サイエンスアゴラ

JSTの主催により「科学と社会をつなぐ広場をつくる」サイエンスアゴラがお台場の日本科学未来館で開催されています。
同時並行でいくつものプログラムが展開されていて、とてもすべてを見られないのが残念だったのですが、その中のシンポジウム「科学者と研究の倫理」に参加してきました。
司会は文部科学省科学技術政策研究所研究官の中村征樹氏で、講演者は以下の通り。
村松 秀氏(NHK制作局、科学・環境番組専任ディレクター)
石黒武彦氏(同志社大学ヒューマン・セキュリティーセンター教授)
白楽ロックビル氏(お茶の水大学理学部教授)
笠木伸英氏(東京大学大学院工学系研究科教授)
村松氏は以前に著書『論文捏造』を取り上げさせて頂いたこともあるが、米国ベル研究所の研究員であったシェーン博士の関わった超伝導に関する論文捏造の取材を通じての、ジャーナリストの視点からの意見を述べられた。

石黒氏は、2000年以降に急増している撤回論文の調査データを挙げ、そこから読み取ることのできる社会的問題を示された。

中間討論を挟み、白楽氏はバイオ研究者の立場から、研究不正を防ぐための「ルール」はどうあるべきか、いかに現場に即した分かりやすいものにしていくかという提案を打ち出された。
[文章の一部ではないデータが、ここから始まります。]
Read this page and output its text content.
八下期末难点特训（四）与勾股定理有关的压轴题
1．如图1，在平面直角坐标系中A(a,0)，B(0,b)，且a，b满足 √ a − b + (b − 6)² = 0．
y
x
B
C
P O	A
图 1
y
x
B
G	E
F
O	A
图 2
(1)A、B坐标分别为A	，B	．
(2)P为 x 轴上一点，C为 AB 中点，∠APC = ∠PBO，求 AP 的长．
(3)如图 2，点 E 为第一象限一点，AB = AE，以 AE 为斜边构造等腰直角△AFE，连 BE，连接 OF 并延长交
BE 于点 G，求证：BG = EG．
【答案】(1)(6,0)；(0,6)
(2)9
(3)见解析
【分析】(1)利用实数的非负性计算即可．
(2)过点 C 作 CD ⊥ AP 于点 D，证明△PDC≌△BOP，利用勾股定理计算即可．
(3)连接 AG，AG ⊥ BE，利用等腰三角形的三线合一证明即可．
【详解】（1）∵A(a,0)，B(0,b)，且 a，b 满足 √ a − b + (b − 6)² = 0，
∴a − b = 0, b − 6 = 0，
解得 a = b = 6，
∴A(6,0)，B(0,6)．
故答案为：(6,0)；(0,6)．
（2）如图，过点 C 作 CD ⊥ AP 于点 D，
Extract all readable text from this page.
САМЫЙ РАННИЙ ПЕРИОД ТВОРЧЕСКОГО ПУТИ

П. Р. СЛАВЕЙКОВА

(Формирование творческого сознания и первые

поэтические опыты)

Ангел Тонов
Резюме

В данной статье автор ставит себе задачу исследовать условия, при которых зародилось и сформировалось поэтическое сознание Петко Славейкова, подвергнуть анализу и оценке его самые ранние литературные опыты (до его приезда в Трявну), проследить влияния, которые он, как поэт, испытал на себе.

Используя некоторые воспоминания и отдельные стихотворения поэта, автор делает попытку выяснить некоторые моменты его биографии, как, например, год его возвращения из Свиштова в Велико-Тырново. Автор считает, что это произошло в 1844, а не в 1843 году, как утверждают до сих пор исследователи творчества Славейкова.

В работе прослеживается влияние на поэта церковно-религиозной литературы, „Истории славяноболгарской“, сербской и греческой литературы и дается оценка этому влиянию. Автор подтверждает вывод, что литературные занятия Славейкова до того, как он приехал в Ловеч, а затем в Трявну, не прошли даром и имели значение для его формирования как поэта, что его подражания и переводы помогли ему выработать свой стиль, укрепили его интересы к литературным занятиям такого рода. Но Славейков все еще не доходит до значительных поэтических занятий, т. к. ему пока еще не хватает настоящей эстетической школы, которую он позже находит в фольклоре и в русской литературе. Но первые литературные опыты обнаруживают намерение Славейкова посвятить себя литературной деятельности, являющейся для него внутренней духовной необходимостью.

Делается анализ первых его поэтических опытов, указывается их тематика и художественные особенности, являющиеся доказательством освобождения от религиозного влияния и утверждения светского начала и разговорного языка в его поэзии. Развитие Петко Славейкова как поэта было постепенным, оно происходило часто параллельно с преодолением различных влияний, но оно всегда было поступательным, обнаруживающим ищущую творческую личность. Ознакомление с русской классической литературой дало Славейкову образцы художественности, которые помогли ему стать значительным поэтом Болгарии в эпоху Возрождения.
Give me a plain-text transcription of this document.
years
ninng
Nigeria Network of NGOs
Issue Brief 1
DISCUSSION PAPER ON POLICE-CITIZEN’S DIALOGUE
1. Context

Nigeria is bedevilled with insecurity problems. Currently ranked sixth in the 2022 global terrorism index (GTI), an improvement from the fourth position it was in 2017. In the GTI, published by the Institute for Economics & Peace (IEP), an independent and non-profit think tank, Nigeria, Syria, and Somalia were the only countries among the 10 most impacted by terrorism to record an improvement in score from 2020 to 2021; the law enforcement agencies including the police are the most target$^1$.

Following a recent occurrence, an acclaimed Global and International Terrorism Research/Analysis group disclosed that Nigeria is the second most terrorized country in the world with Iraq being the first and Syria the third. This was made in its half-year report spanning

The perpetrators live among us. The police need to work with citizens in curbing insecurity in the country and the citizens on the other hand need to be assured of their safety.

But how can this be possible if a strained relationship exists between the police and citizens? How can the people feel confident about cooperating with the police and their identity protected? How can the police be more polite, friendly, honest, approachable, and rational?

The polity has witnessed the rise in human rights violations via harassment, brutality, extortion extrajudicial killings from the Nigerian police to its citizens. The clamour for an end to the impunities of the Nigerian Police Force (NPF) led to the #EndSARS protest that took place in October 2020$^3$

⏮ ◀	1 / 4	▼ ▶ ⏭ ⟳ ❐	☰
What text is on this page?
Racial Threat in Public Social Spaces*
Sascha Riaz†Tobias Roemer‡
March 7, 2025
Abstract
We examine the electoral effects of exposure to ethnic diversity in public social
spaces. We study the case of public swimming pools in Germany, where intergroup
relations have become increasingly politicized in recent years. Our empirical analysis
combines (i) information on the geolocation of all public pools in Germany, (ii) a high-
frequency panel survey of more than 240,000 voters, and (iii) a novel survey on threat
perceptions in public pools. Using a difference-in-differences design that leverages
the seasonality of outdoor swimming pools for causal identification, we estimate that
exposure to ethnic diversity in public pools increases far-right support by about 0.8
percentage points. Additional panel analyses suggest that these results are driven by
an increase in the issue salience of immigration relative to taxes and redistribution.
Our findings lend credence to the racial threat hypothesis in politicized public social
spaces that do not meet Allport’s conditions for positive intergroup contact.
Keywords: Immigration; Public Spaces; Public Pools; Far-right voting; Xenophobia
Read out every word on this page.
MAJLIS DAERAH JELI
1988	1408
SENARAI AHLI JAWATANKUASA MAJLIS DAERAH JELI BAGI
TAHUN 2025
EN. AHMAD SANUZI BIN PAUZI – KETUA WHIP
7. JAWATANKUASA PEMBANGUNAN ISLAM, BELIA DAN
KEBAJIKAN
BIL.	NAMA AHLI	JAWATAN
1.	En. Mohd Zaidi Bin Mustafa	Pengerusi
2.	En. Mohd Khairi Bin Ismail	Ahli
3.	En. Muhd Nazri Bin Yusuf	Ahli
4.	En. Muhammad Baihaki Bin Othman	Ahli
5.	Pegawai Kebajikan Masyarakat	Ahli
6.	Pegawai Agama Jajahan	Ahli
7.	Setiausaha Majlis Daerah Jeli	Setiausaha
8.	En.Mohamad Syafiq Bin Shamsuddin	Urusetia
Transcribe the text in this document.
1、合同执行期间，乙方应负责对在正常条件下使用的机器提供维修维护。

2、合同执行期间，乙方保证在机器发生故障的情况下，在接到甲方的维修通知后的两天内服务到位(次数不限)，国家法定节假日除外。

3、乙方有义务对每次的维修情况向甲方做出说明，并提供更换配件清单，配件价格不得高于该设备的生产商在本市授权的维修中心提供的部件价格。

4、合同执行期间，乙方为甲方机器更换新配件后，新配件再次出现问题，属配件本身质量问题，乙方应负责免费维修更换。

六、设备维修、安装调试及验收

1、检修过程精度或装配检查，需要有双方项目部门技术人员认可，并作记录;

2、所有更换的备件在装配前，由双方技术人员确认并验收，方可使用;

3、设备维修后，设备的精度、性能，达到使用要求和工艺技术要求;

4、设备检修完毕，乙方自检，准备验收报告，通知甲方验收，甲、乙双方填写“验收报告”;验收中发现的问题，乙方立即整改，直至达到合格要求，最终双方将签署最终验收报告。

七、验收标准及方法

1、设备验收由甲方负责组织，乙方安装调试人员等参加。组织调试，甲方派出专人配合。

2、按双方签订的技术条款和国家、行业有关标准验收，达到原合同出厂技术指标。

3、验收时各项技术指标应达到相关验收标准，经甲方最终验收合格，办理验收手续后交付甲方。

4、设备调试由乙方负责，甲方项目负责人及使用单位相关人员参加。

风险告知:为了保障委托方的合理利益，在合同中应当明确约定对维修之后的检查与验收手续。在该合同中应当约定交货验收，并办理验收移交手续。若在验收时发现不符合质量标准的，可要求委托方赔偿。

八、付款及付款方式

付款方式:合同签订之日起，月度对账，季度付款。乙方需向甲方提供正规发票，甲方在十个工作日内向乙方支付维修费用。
最後に、笠木氏はご自身が中心となって関わられた学術会議の「科学者の行動規範」について説明されるとともに、さらに細かい問題点について指摘された。


小さめの会場でしたが、参加者は現場の学生さんから、ジャーナリスト、企業に務められる方、内閣府の学術会議関係の方などなど、広い範囲に渡っていたように思われます。
この問題の関心の高さが伺われました。
私もフロアからいくつかコメントさせて頂きましたが、せっかくこういう場でなされた議論については、どのようにフィードバックされていくのかについて、主催者がどのようなプランをお持ちなのか、聞き損ねました。
石黒先生は岩波の『科学』に「科学の社会化シンドローム」を連載されているとのことですので、もしかしたら何か反映された記事が載るかもしれませんね。